I’m watching the Academy Awards, answering emails and cleaning my desk. That’s when I see Jada Pinkett Smith, sitting in the swanky front row with her husband Will Smith. The next presenter, Chris Rock, lays into her with a lame joke about her hair. She’s rolling her eyes and looking very pissed-off. Hubby is laughing, kind of fakey-like. Until he isn’t. That’s when he bounds on stage, all huffy-puffy, and smacks Chris Rock in the noggin. My computer screen goes blank. OMG was that a comedy bit or was it for real? A few seconds later I see Chris Rock cradling his face and making a joke. Because he is a COMEDIAN.
This is what I’m thinking:
I hope Will Smith has his therapist on speed dial.
What a Rorschach Test moment for humanity, huh. I am so devastated by Ukraine, overwrought about Covid and global warming. Add to that toxic politics, racism and a litany of other troubles. So I appreciate a news story that doesn’t include annihilation or leaves me feeling utterly powerless. But as I watch that smack, something inside of me crackles. I think a lot of people are triggered. For a lot of different reasons.
Suddenly old memories wash over me, starting with this one: I’m in my early twenties, already working in piano bars and here I am, auditioning as a contestant on a new game show. One of the guest celebrities, a middle-aged comedienne, rags on me, making jokes about my appearance, especially my unruly red hair. All for laughs, of course, but I am mortified and her verbal volleys register quickly on my face. And not in a good OR entertaining way. In fact, after the show, she apologizes profusely and explains her process of making funny. At someone else’s expense.
Lesson #1: Don’t take it personally.
Lesson #2: It’s not personal.
Lesson #3: It’s probably about them and not you.
Unfortunately I am taking this whole thing too personally to process any of these lessons.
Fast forward. I am a middle-aged woman attending a five-day meditation retreat where everyone is supposed to be silent and follow the rules. Let me tell you about these retreats… The work is to lean inward. To watch the tangle of stories we tell ourselves. To notice how our emotions can go from calm to cuckoo and back again in one thirty-minute sit. To get cozy with the silence we desperately run from in our everyday life.
Not so easy…
But sometimes the clouds of our messy lives part, the sun shines through and butterflies circle overhead.
Until they don’t.
That’s when the walls close in and the personal stuff gets really big, menacing even, and blown out of proportion.
But at least the food is good….
Well no butterflies for me. Early into the retreat I overhear a couple participants saying something disparaging. About me. Never mind there is no talking here, you jerks. A match has been struck and suddenly my body is on freaking fire. It feels like I can ignite a hundred barbeques by just pointing my fingers.
The storytelling has begun! My mother has arrived in my head along with a cast of others from my past. Many of us know how it feels to be the butt of a joke or worse, the victim of someone’s loathsome behavior. It feels awful and these awful feelings can go unresolved, unprocessed and stuffed deep into our bodies. For maybe a lifetime. Or until there is a really big fire.
I’ve gotten angry in my life, but nothing like this. I am almost delirious with rage and my body is throbbing with a kind of energy that both terrifies and enlivens me. One thing for sure, the original verbal indiscretion, whatever it was, does not warrant this kind of feverish response.
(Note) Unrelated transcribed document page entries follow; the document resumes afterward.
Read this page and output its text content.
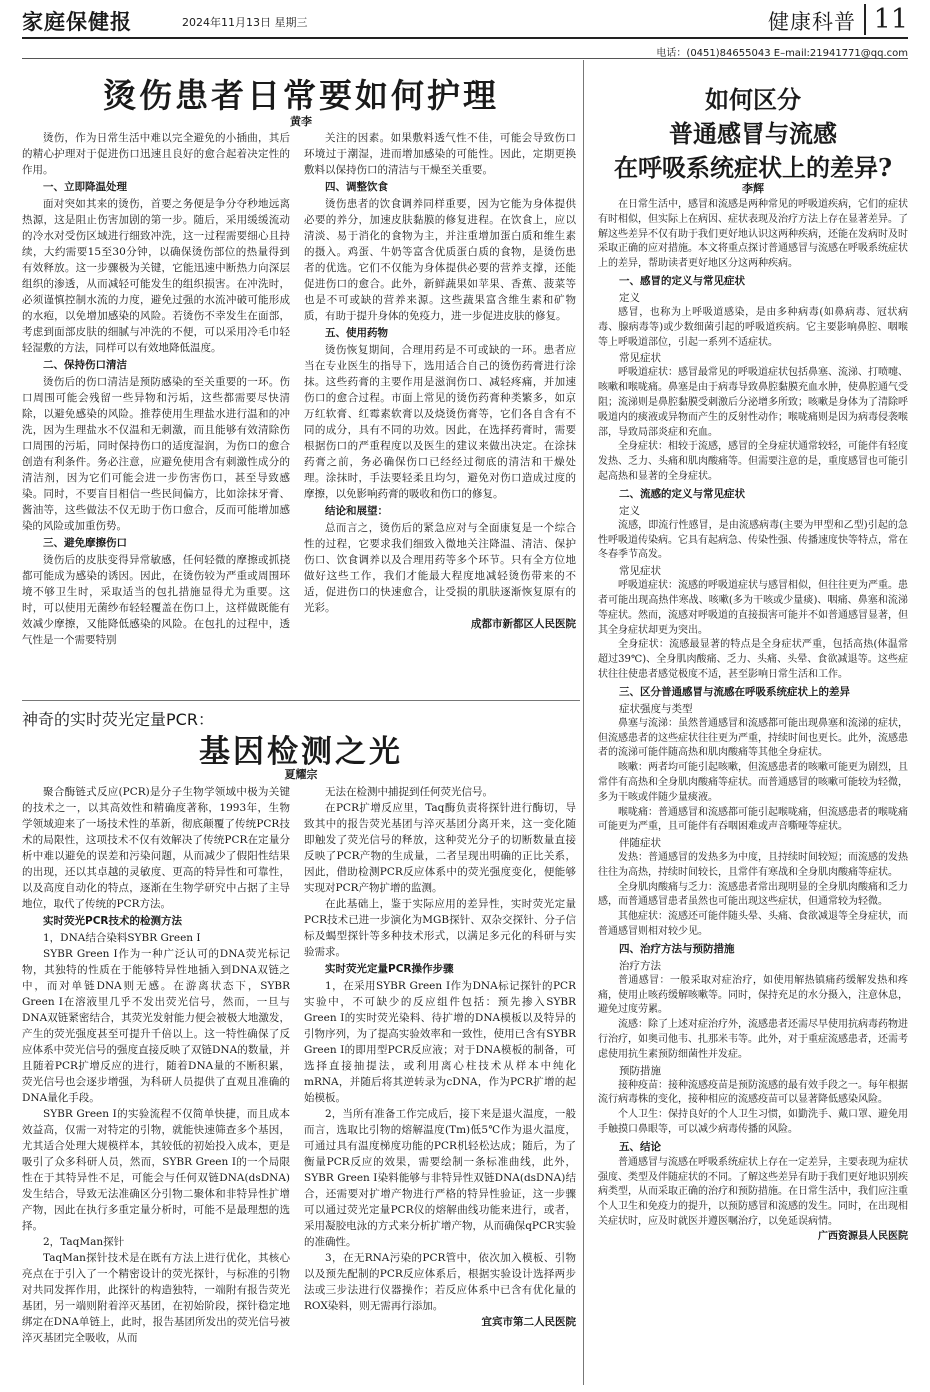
家庭保健报	2024年11月13日 星期三	健康科普 11
电话：(0451)84655043 E–mail:21941771@qq.com
烫伤患者日常要如何护理
黄李

烫伤，作为日常生活中难以完全避免的小插曲，其后的精心护理对于促进伤口迅速且良好的愈合起着决定性的作用。

一、立即降温处理

面对突如其来的烫伤，首要之务便是争分夺秒地远离热源，这是阻止伤害加剧的第一步。随后，采用缓缓流动的冷水对受伤区域进行细致冲洗，这一过程需要细心且持续，大约需要15至30分钟，以确保烫伤部位的热量得到有效释放。这一步骤极为关键，它能迅速中断热力向深层组织的渗透，从而减轻可能发生的组织损害。在冲洗时，必须谨慎控制水流的力度，避免过强的水流冲破可能形成的水疱，以免增加感染的风险。若烫伤不幸发生在面部，考虑到面部皮肤的细腻与冲洗的不便，可以采用冷毛巾轻轻湿敷的方法，同样可以有效地降低温度。

二、保持伤口清洁

烫伤后的伤口清洁是预防感染的至关重要的一环。伤口周围可能会残留一些异物和污垢，这些都需要尽快清除，以避免感染的风险。推荐使用生理盐水进行温和的冲洗，因为生理盐水不仅温和无刺激，而且能够有效清除伤口周围的污垢，同时保持伤口的适度湿润，为伤口的愈合创造有利条件。务必注意，应避免使用含有刺激性成分的清洁剂，因为它们可能会进一步伤害伤口，甚至导致感染。同时，不要盲目相信一些民间偏方，比如涂抹牙膏、酱油等，这些做法不仅无助于伤口愈合，反而可能增加感染的风险或加重伤势。

三、避免摩擦伤口

烫伤后的皮肤变得异常敏感，任何轻微的摩擦或抓挠都可能成为感染的诱因。因此，在烫伤较为严重或周围环境不够卫生时，采取适当的包扎措施显得尤为重要。这时，可以使用无菌纱布轻轻覆盖在伤口上，这样做既能有效减少摩擦，又能降低感染的风险。在包扎的过程中，透气性是一个需要特别

关注的因素。如果敷料透气性不佳，可能会导致伤口环境过于潮湿，进而增加感染的可能性。因此，定期更换敷料以保持伤口的清洁与干燥至关重要。

四、调整饮食

烫伤患者的饮食调养同样重要，因为它能为身体提供必要的养分，加速皮肤黏膜的修复进程。在饮食上，应以清淡、易于消化的食物为主，并注重增加蛋白质和维生素的摄入。鸡蛋、牛奶等富含优质蛋白质的食物，是烫伤患者的优选。它们不仅能为身体提供必要的营养支撑，还能促进伤口的愈合。此外，新鲜蔬果如苹果、香蕉、菠菜等也是不可或缺的营养来源。这些蔬果富含维生素和矿物质，有助于提升身体的免疫力，进一步促进皮肤的修复。

五、使用药物

烫伤恢复期间，合理用药是不可或缺的一环。患者应当在专业医生的指导下，选用适合自己的烫伤药膏进行涂抹。这些药膏的主要作用是滋润伤口、减轻疼痛，并加速伤口的愈合过程。市面上常见的烫伤药膏种类繁多，如京万红软膏、红霉素软膏以及烧烫伤膏等，它们各自含有不同的成分，具有不同的功效。因此，在选择药膏时，需要根据伤口的严重程度以及医生的建议来做出决定。在涂抹药膏之前，务必确保伤口已经经过彻底的清洁和干燥处理。涂抹时，手法要轻柔且均匀，避免对伤口造成过度的摩擦，以免影响药膏的吸收和伤口的修复。

结论和展望：

总而言之，烫伤后的紧急应对与全面康复是一个综合性的过程，它要求我们细致入微地关注降温、清洁、保护伤口、饮食调养以及合理用药等多个环节。只有全方位地做好这些工作，我们才能最大程度地减轻烫伤带来的不适，促进伤口的快速愈合，让受损的肌肤逐渐恢复原有的光彩。

成都市新都区人民医院

神奇的实时荧光定量PCR：
基因检测之光
夏耀宗

聚合酶链式反应(PCR)是分子生物学领域中极为关键的技术之一，以其高效性和精确度著称，1993年，生物学领域迎来了一场技术性的革新，彻底颠覆了传统PCR技术的局限性，这项技术不仅有效解决了传统PCR在定量分析中难以避免的误差和污染问题，从而减少了假阳性结果的出现，还以其卓越的灵敏度、更高的特异性和可靠性，以及高度自动化的特点，逐渐在生物学研究中占据了主导地位，取代了传统的PCR方法。

实时荧光PCR技术的检测方法

1，DNA结合染料SYBR Green I

SYBR Green I作为一种广泛认可的DNA荧光标记物，其独特的性质在于能够特异性地插入到DNA双链之中，而对单链DNA则无感。在游离状态下，SYBR Green I在溶液里几乎不发出荧光信号，然而，一旦与DNA双链紧密结合，其荧光发射能力便会被极大地激发，产生的荧光强度甚至可提升千倍以上。这一特性确保了反应体系中荧光信号的强度直接反映了双链DNA的数量，并且随着PCR扩增反应的进行，随着DNA量的不断积累，荧光信号也会逐步增强，为科研人员提供了直观且准确的DNA量化手段。

SYBR Green I的实验流程不仅简单快捷，而且成本效益高，仅需一对特定的引物，就能快速筛查多个基因，尤其适合处理大规模样本，其较低的初始投入成本，更是吸引了众多科研人员，然而，SYBR Green I的一个局限性在于其特异性不足，可能会与任何双链DNA(dsDNA)发生结合，导致无法准确区分引物二聚体和非特异性扩增产物，因此在执行多重定量分析时，可能不是最理想的选择。

2，TaqMan探针

TaqMan探针技术是在既有方法上进行优化，其核心亮点在于引入了一个精密设计的荧光探针，与标准的引物对共同发挥作用，此探针的构造独特，一端附有报告荧光基团，另一端则附着淬灭基团，在初始阶段，探针稳定地绑定在DNA单链上，此时，报告基团所发出的荧光信号被淬灭基团完全吸收，从而

无法在检测中捕捉到任何荧光信号。

在PCR扩增反应里，Taq酶负责将探针进行酶切，导致其中的报告荧光基团与淬灭基团分离开来，这一变化随即触发了荧光信号的释放，这种荧光分子的切断数量直接反映了PCR产物的生成量，二者呈现出明确的正比关系，因此，借助检测PCR反应体系中的荧光强度变化，便能够实现对PCR产物扩增的监测。

在此基础上，鉴于实际应用的差异性，实时荧光定量PCR技术已进一步演化为MGB探针、双杂交探针、分子信标及蝎型探针等多种技术形式，以满足多元化的科研与实验需求。

实时荧光定量PCR操作步骤

1，在采用SYBR Green I作为DNA标记探针的PCR实验中，不可缺少的反应组件包括：预先掺入SYBR Green I的实时荧光染料、待扩增的DNA模板以及特异的引物序列，为了提高实验效率和一致性，使用已含有SYBR Green I的即用型PCR反应液；对于DNA模板的制备，可选择直接抽提法，或利用离心柱技术从样本中纯化mRNA，并随后将其逆转录为cDNA，作为PCR扩增的起始模板。

2，当所有准备工作完成后，接下来是退火温度，一般而言，选取比引物的熔解温度(Tm)低5℃作为退火温度，可通过具有温度梯度功能的PCR机轻松达成；随后，为了衡量PCR反应的效果，需要绘制一条标准曲线，此外，SYBR Green I染料能够与非特异性双链DNA(dsDNA)结合，还需要对扩增产物进行严格的特异性验证，这一步骤可以通过荧光定量PCR仪的熔解曲线功能来进行，或者，采用凝胶电泳的方式来分析扩增产物，从而确保qPCR实验的准确性。

3，在无RNA污染的PCR管中，依次加入模板、引物以及预先配制的PCR反应体系后，根据实验设计选择两步法或三步法进行仪器操作；若反应体系中已含有优化量的ROX染料，则无需再行添加。

宜宾市第二人民医院

如何区分
普通感冒与流感
在呼吸系统症状上的差异?
李辉

在日常生活中，感冒和流感是两种常见的呼吸道疾病，它们的症状有时相似，但实际上在病因、症状表现及治疗方法上存在显著差异。了解这些差异不仅有助于我们更好地认识这两种疾病，还能在发病时及时采取正确的应对措施。本文将重点探讨普通感冒与流感在呼吸系统症状上的差异，帮助读者更好地区分这两种疾病。

一、感冒的定义与常见症状
定义

感冒，也称为上呼吸道感染，是由多种病毒(如鼻病毒、冠状病毒、腺病毒等)或少数细菌引起的呼吸道疾病。它主要影响鼻腔、咽喉等上呼吸道部位，引起一系列不适症状。

常见症状

呼吸道症状：感冒最常见的呼吸道症状包括鼻塞、流涕、打喷嚏、咳嗽和喉咙痛。鼻塞是由于病毒导致鼻腔黏膜充血水肿，使鼻腔通气受阻；流涕则是鼻腔黏膜受刺激后分泌增多所致；咳嗽是身体为了清除呼吸道内的痰液或异物而产生的反射性动作；喉咙痛则是因为病毒侵袭喉部，导致局部炎症和充血。

全身症状：相较于流感，感冒的全身症状通常较轻，可能伴有轻度发热、乏力、头痛和肌肉酸痛等。但需要注意的是，重度感冒也可能引起高热和显著的全身症状。

二、流感的定义与常见症状
定义

流感，即流行性感冒，是由流感病毒(主要为甲型和乙型)引起的急性呼吸道传染病。它具有起病急、传染性强、传播速度快等特点，常在冬春季节高发。

常见症状

呼吸道症状：流感的呼吸道症状与感冒相似，但往往更为严重。患者可能出现高热伴寒战、咳嗽(多为干咳或少量痰)、咽痛、鼻塞和流涕等症状。然而，流感对呼吸道的直接损害可能并不如普通感冒显著，但其全身症状却更为突出。

全身症状：流感最显著的特点是全身症状严重，包括高热(体温常超过39℃)、全身肌肉酸痛、乏力、头痛、头晕、食欲减退等。这些症状往往使患者感觉极度不适，甚至影响日常生活和工作。

三、区分普通感冒与流感在呼吸系统症状上的差异
症状强度与类型

鼻塞与流涕：虽然普通感冒和流感都可能出现鼻塞和流涕的症状，但流感患者的这些症状往往更为严重，持续时间也更长。此外，流感患者的流涕可能伴随高热和肌肉酸痛等其他全身症状。

咳嗽：两者均可能引起咳嗽，但流感患者的咳嗽可能更为剧烈，且常伴有高热和全身肌肉酸痛等症状。而普通感冒的咳嗽可能较为轻微，多为干咳或伴随少量痰液。

喉咙痛：普通感冒和流感都可能引起喉咙痛，但流感患者的喉咙痛可能更为严重，且可能伴有吞咽困难或声音嘶哑等症状。

伴随症状

发热：普通感冒的发热多为中度，且持续时间较短；而流感的发热往往为高热，持续时间较长，且常伴有寒战和全身肌肉酸痛等症状。

全身肌肉酸痛与乏力：流感患者常出现明显的全身肌肉酸痛和乏力感，而普通感冒患者虽然也可能出现这些症状，但通常较为轻微。

其他症状：流感还可能伴随头晕、头痛、食欲减退等全身症状，而普通感冒则相对较少见。

四、治疗方法与预防措施
治疗方法

普通感冒：一般采取对症治疗，如使用解热镇痛药缓解发热和疼痛，使用止咳药缓解咳嗽等。同时，保持充足的水分摄入，注意休息，避免过度劳累。

流感：除了上述对症治疗外，流感患者还需尽早使用抗病毒药物进行治疗，如奥司他韦、扎那米韦等。此外，对于重症流感患者，还需考虑使用抗生素预防细菌性并发症。

预防措施

接种疫苗：接种流感疫苗是预防流感的最有效手段之一。每年根据流行病毒株的变化，接种相应的流感疫苗可以显著降低感染风险。

个人卫生：保持良好的个人卫生习惯，如勤洗手、戴口罩、避免用手触摸口鼻眼等，可以减少病毒传播的风险。

五、结论

普通感冒与流感在呼吸系统症状上存在一定差异，主要表现为症状强度、类型及伴随症状的不同。了解这些差异有助于我们更好地识别疾病类型，从而采取正确的治疗和预防措施。在日常生活中，我们应注重个人卫生和免疫力的提升，以预防感冒和流感的发生。同时，在出现相关症状时，应及时就医并遵医嘱治疗，以免延误病情。

广西资源县人民医院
It makes me wonder if I’m tapping into something bigger than myself. A collective fury that is about this moment and a billion other moments that stretch back in time. Sounds a little woo-woo, huh. But I also know this power surge is not good for my health, that I’m furious enough to smack someone and have to DO something to dissipate the energy.
I put on my sneakers and slam around the grounds. Up and down hills. Between buildings. Across parking lots. It takes all afternoon of bam-bamming over cement and through dirt for the anger to finally burn through and out of my body. I topple into my little retreat bed, a limp, exhausted mess.
Many years later, I am still processing what happened to me that day. I am very grateful for this experience and what I learned. I also hope it never happens again and can say the same thing about that smack.
Lesson #1: Don’t take it personally.
Lesson #2: It’s not personal.
Lesson #3: It’s probably about them and not you.
Lesson #4: I don’t have to believe everything I think.
So let’s enjoy our topsy-turvy lives and rejoice that a microphone isn’t set up in our heads for everyone to hear!